You land on an alien planet and want to categorize the local fauna, but you have trouble telling apart two similar looking species of space slugs. A friendly alien, whose life has been spent telling the A-type and B-type space slugs apart, comes to your aid, and shows some good characteristic traits of the slugs that you can use to identify them, then he separates a group of 30 space slugs into A-type and B-type slugs. In order to classify space slugs on your own, you build a Naive Bayes Classifier.

Space slugs all can have fluffy tails or non-fluffy tails, green ears or black ears, spots or no spots, and an extra tongue or no extra tongue. In order to convert each slug into features, I will represent each of the 30 slugs by 5 bits:

1. if type-A, 0 if type-B
2. if fluffy tail, 0 if not fluffy tail
3. if green ears, 0 if black ears
4. if spots, 0 if no spots
5. if extra tongue, 0 if no extra tongue

So for example, a type-B space slug with a fluffy tail, black ears, no spots, and an extra tongue will be 01001. Here are the space slugs that your alien friend collected and tagged for you:

```00010	01001	01000	00011	00000
01010	00000	00001	01001	01000
01000	01100	00000	00010	01111
11000	10011	11000	11000	10011
10000	11100	11000	11011	11000
00001	11000	00011	11111	01001```

Use the first 5 rows to train your model, then test on the last row. Remember that a Naive Bayes Classifier assigns a label as follows:

1. Priors (the probabilities that you model from your data) are computed from the training data: you need to model P(type-A slug) and P(type-B slug) as well as P(fluffy tail | type-A), P(no extra tongue | type-B), etc
1. For example, P(black ears | type-B) = 9/10
2. Compute P(type-A | observations) and P(type-B|observations) for each training example.
1. Recall that we make the naive bayes assumption P(X1,X2,X3,…,Xn|type) = P(X1|type)…P(Xn|type)
2. P(type-A | observations) is approximated by P(observation1|type-A) x … x P(observation4|type-A)
3. Choose the more likely label!

Report how well your classifier performs. Is it a good classifier? How could we improve upon it? Do you notice any of the features that are more useful than others?

Imagine that we added another feature, has antennae, but this trait is incredibly rare in the type-A slug population. It is so rare, in fact, that we have no examples of it in our training set. This causes the computed value of our prior P(has antennae|type-A) to be 0, meaning we will never ever assign an example with an antennae to type-A! In order to combat this problem, we use smoothing. Smoothing is slightly modifying our data so that it is less noisy and hopefully closer to the underlying “true” model.

A simple type of smoothing is Laplace smoothing, or add-one smoothing, in which we simply pretend to have seen more examples of all possible types of observation. Now, rather than modeling P(extra tongue | type-A) = (# type-A with extra tongue) / (# type-A), we model P(extra tongue | type-A) = (# type-A with extra tongue + 1) / (# type-A + 2).

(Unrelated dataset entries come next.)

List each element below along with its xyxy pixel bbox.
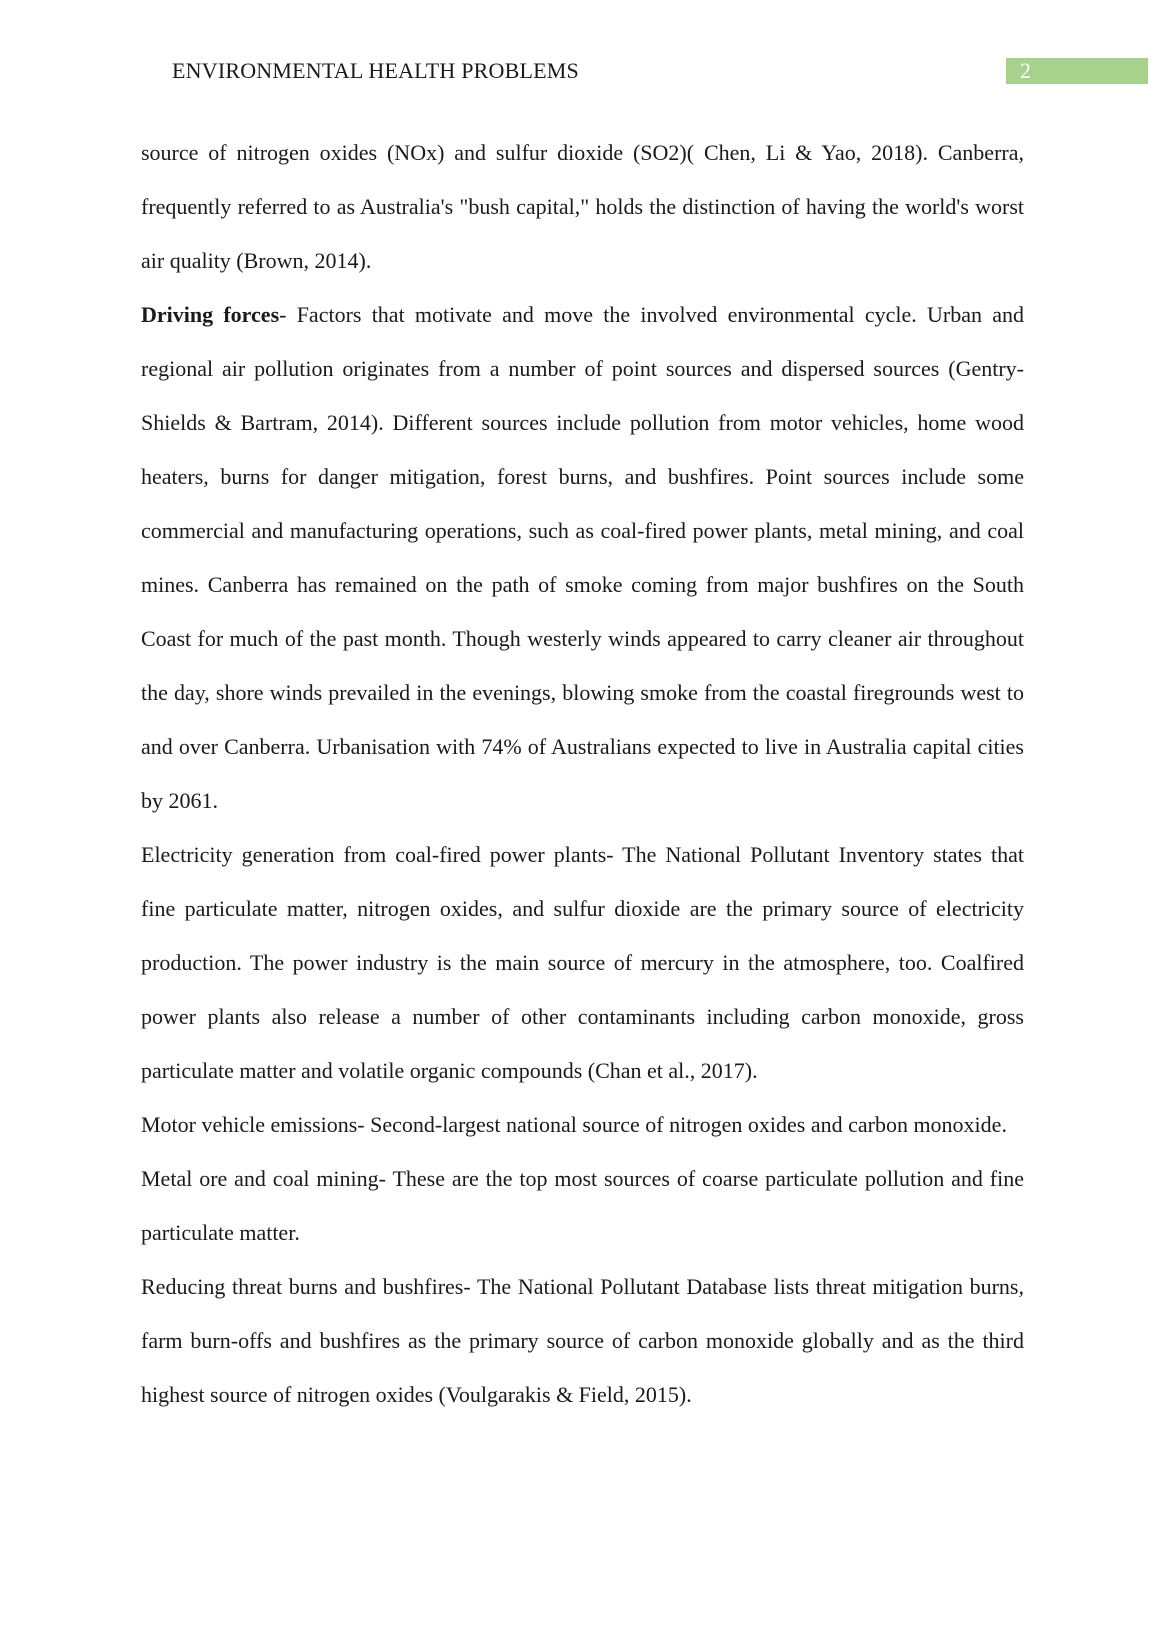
paragraph-driving-forces [141, 288, 1024, 828]
page-number: 2 [1020, 58, 1031, 83]
paragraph-electricity-generation: Electricity generation from coal-fired power plants- The National Pollutant Inventory states that fine particulate matter, nitrogen oxides, and sulfur dioxide are the primary source of electricity production. The power industry is the main source of mercury in the atmosphere, too. Coalfired power plants also release a number of other contaminants including carbon monoxide, gross particulate matter and volatile organic compounds (Chan et al., 2017). [141, 842, 1024, 1083]
paragraph-1: source of nitrogen oxides (NOx) and sulfur dioxide (SO2)( Chen, Li & Yao, 2018). Canberra, frequently referred to as Australia's "bush capital," holds the distinction of having the world's worst air quality (Brown, 2014). [141, 140, 1024, 273]
driving-forces-heading: Driving forces [141, 302, 280, 327]
page-header [0, 56, 1158, 86]
paragraph-motor-vehicle: Motor vehicle emissions- Second-largest national source of nitrogen oxides and carbon monoxide. [141, 1112, 1007, 1137]
page-number-box [1006, 58, 1148, 84]
driving-forces-text: - Factors that motivate and move the involved environmental cycle. Urban and regional air pollution originates from a number of point sources and dispersed sources (Gentry-Shields & Bartram, 2014). Different sources include pollution from motor vehicles, home wood heaters, burns for danger mitigation, forest burns, and bushfires. Point sources include some commercial and manufacturing operations, such as coal-fired power plants, metal mining, and coal mines. Canberra has remained on the path of smoke coming from major bushfires on the South Coast for much of the past month. Though westerly winds appeared to carry cleaner air throughout the day, shore winds prevailed in the evenings, blowing smoke from the coastal firegrounds west to and over Canberra. Urbanisation with 74% of Australians expected to live in Australia capital cities by 2061. [141, 302, 1024, 813]
paragraph-threat-burns: Reducing threat burns and bushfires- The National Pollutant Database lists threat mitigation burns, farm burn-offs and bushfires as the primary source of carbon monoxide globally and as the third highest source of nitrogen oxides (Voulgarakis & Field, 2015). [141, 1274, 1024, 1407]
paragraph-metal-ore-mining: Metal ore and coal mining- These are the top most sources of coarse particulate pollution and fine particulate matter. [141, 1166, 1024, 1245]
document-body [141, 126, 1024, 1422]
running-head: ENVIRONMENTAL HEALTH PROBLEMS [172, 58, 579, 83]
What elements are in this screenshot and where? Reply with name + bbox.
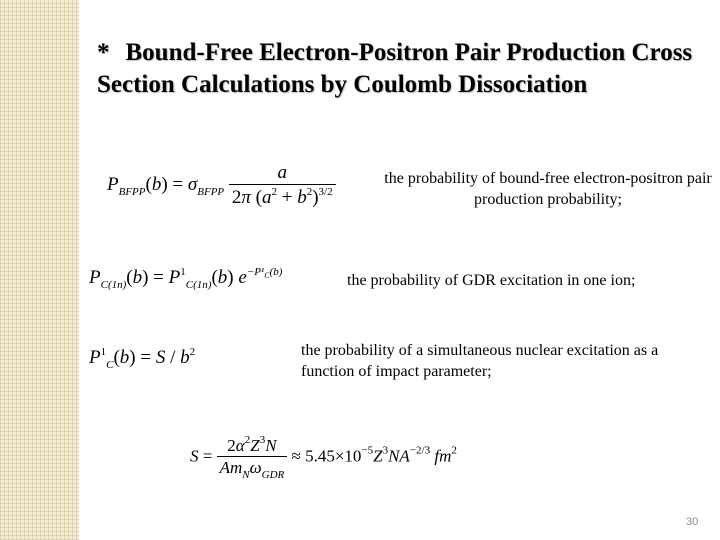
description-bfpp: the probability of bound-free electron-positron pair production probability; <box>384 170 712 208</box>
fraction: $\frac{a}{2\pi (a^2 + b^2)^{3/2}}$ <box>229 162 336 209</box>
slide-title <box>97 37 697 101</box>
title-bullet-star: * <box>97 39 110 66</box>
formula-gdr: $P_{C(1n)}(b) = P^1_{C(1n)}(b)$ $e^{-P^1_C(b)}$ <box>89 266 283 291</box>
page-number: 30 <box>686 516 699 528</box>
formula-s-value: S = $\frac{2\alpha^2Z^3N}{Am_N\omega_{GDR}}$ ≈ $5.45\times 10^{-5}Z^3NA^{-2/3}$ $fm^2$ <box>190 434 457 481</box>
description-gdr: the probability of GDR excitation in one ion; <box>347 272 636 289</box>
decorative-left-strip <box>0 0 79 540</box>
title-text: Bound-Free Electron-Positron Pair Production Cross Section Calculations by Coulomb Dissociation <box>97 39 693 98</box>
formula-bfpp: $P_{BFPP}(b) = \sigma_{BFPP}$ $\frac{a}{2\pi (a^2 + b^2)^{3/2}}$ <box>107 162 336 209</box>
description-nuclear: the probability of a simultaneous nuclear excitation as a function of impact parameter; <box>301 342 659 380</box>
formula-nuclear: $P^1_C(b) = S / b^2$ <box>89 346 196 371</box>
fraction: $\frac{2\alpha^2Z^3N}{Am_N\omega_{GDR}}$ <box>217 434 288 481</box>
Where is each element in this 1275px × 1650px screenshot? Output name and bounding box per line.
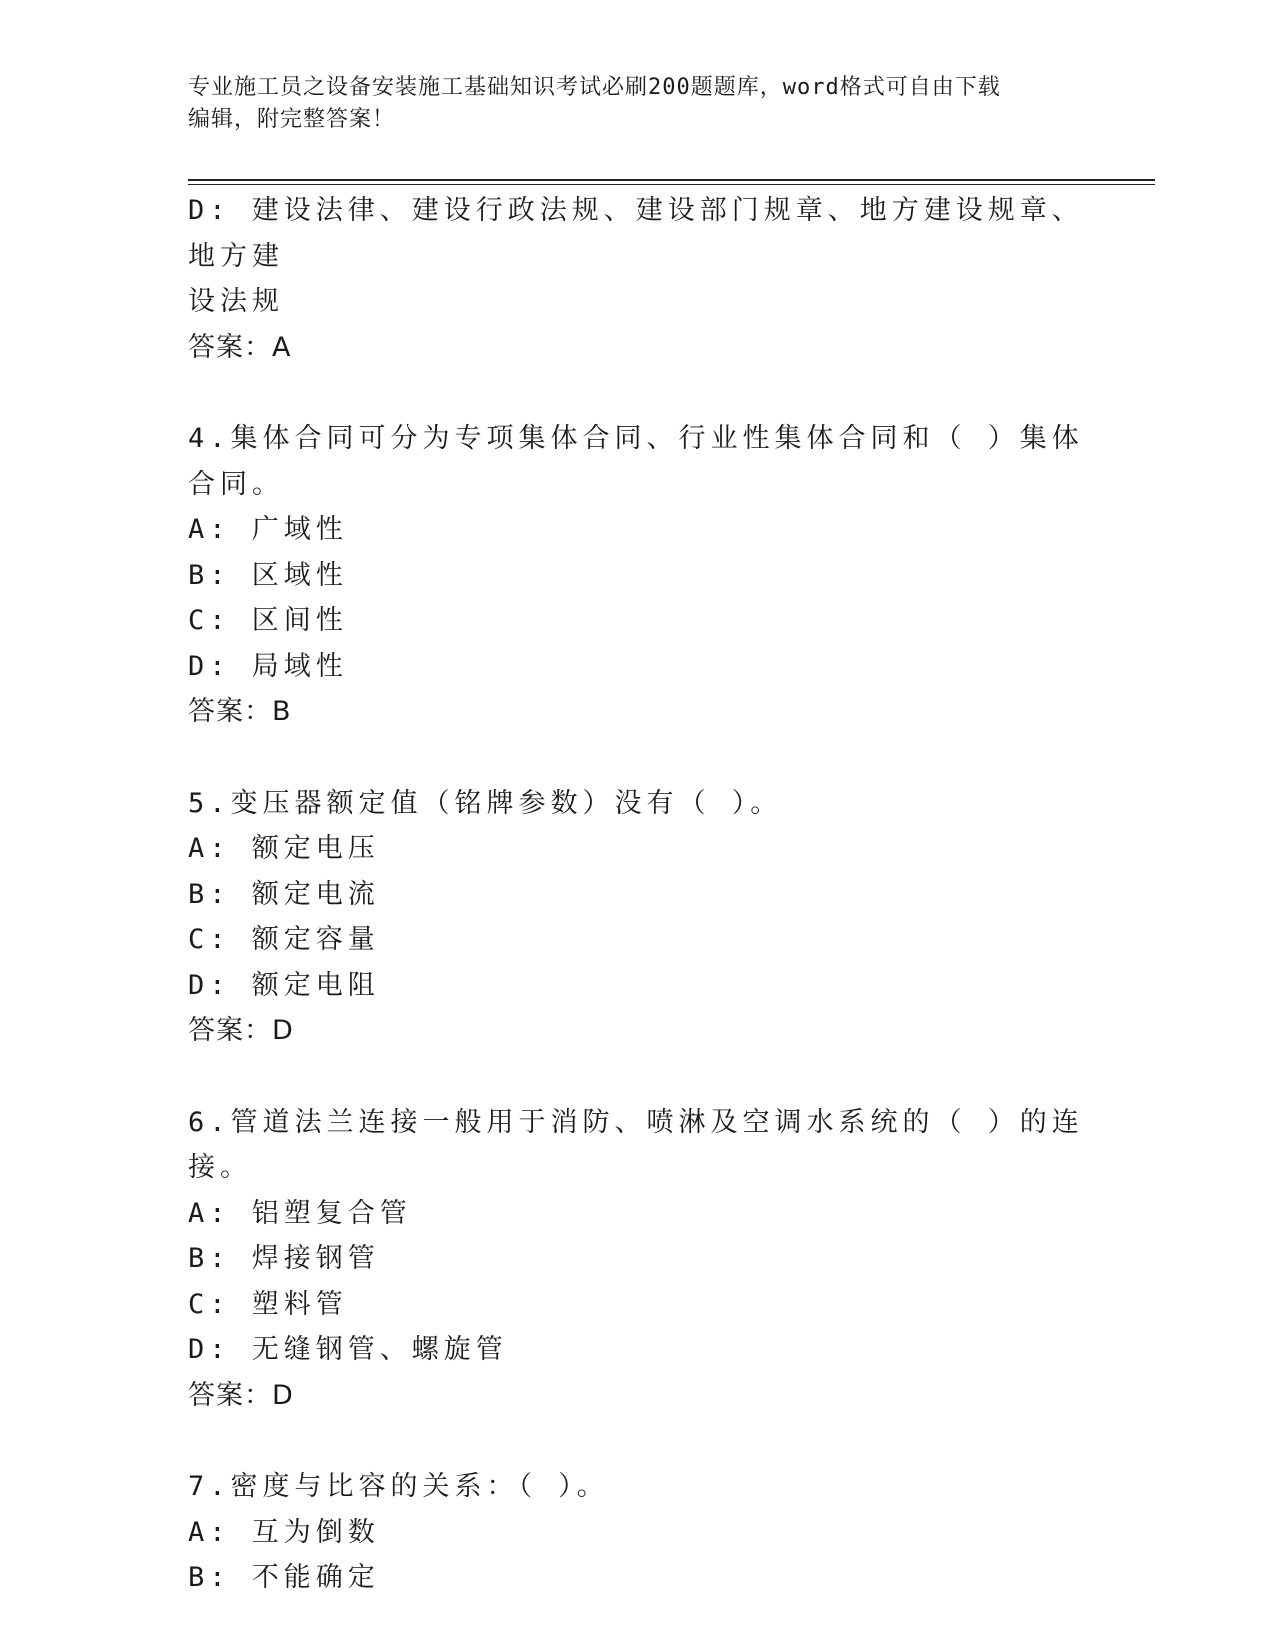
header-title-line-1: 专业施工员之设备安装施工基础知识考试必刷200题题库，word格式可自由下载 [188,75,1001,100]
option-a: A: 额定电压 [188,833,380,864]
spacer [188,1054,1088,1100]
option-b: B: 焊接钢管 [188,1243,380,1274]
option-c: C: 塑料管 [188,1288,348,1320]
option-d-line-1: D: 建设法律、建设行政法规、建设部门规章、地方建设规章、地方建 [188,195,1084,272]
option-a: A: 互为倒数 [188,1516,380,1548]
question-4 [188,416,1088,735]
question-5 [188,781,1088,1054]
answer-line: 答案：B [188,696,292,727]
question-3-continued [188,188,1088,370]
header-title-line-2: 编辑，附完整答案！ [188,107,396,132]
answer-line: 答案：D [188,1379,294,1411]
question-6 [188,1100,1088,1419]
option-d-line-2: 设法规 [188,286,284,317]
answer-line: 答案：A [188,331,292,363]
header-divider-thin [188,184,1155,185]
question-7 [188,1464,1088,1601]
answer-line: 答案：D [188,1015,294,1046]
option-b: B: 不能确定 [188,1562,380,1593]
option-b: B: 额定电流 [188,878,380,910]
document-header [188,72,1088,136]
option-a: A: 广域性 [188,514,348,545]
option-c: C: 额定容量 [188,924,380,955]
option-d: D: 局域性 [188,650,348,682]
question-stem: 7.密度与比容的关系：（ ）。 [188,1471,609,1502]
spacer [188,1418,1088,1464]
option-d: D: 无缝钢管、螺旋管 [188,1334,508,1365]
option-a: A: 铝塑复合管 [188,1197,412,1229]
option-c: C: 区间性 [188,605,348,636]
spacer [188,370,1088,416]
option-d: D: 额定电阻 [188,969,380,1001]
option-b: B: 区域性 [188,559,348,591]
question-content [188,188,1088,1601]
question-stem: 6.管道法兰连接一般用于消防、喷淋及空调水系统的（ ）的连接。 [188,1106,1084,1183]
spacer [188,735,1088,781]
header-divider-thick [188,179,1155,181]
question-stem: 5.变压器额定值（铭牌参数）没有（ ）。 [188,787,783,819]
question-stem: 4.集体合同可分为专项集体合同、行业性集体合同和（ ）集体合同。 [188,423,1084,500]
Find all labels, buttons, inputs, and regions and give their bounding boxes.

1. Verify that the smoothing does not break the axioms of probability (i.e. P(extra tongue|type-A) + P(no extra tongue|type-A) = 1)
2. Using, the Laplace smoothing, recalculate your model and report how well your classifier performs.
3. Did smoothing improve your results? Why or why not?
4. With what kind of data is Laplace smoothing helpful? When can you imagine it being harmful or helpful?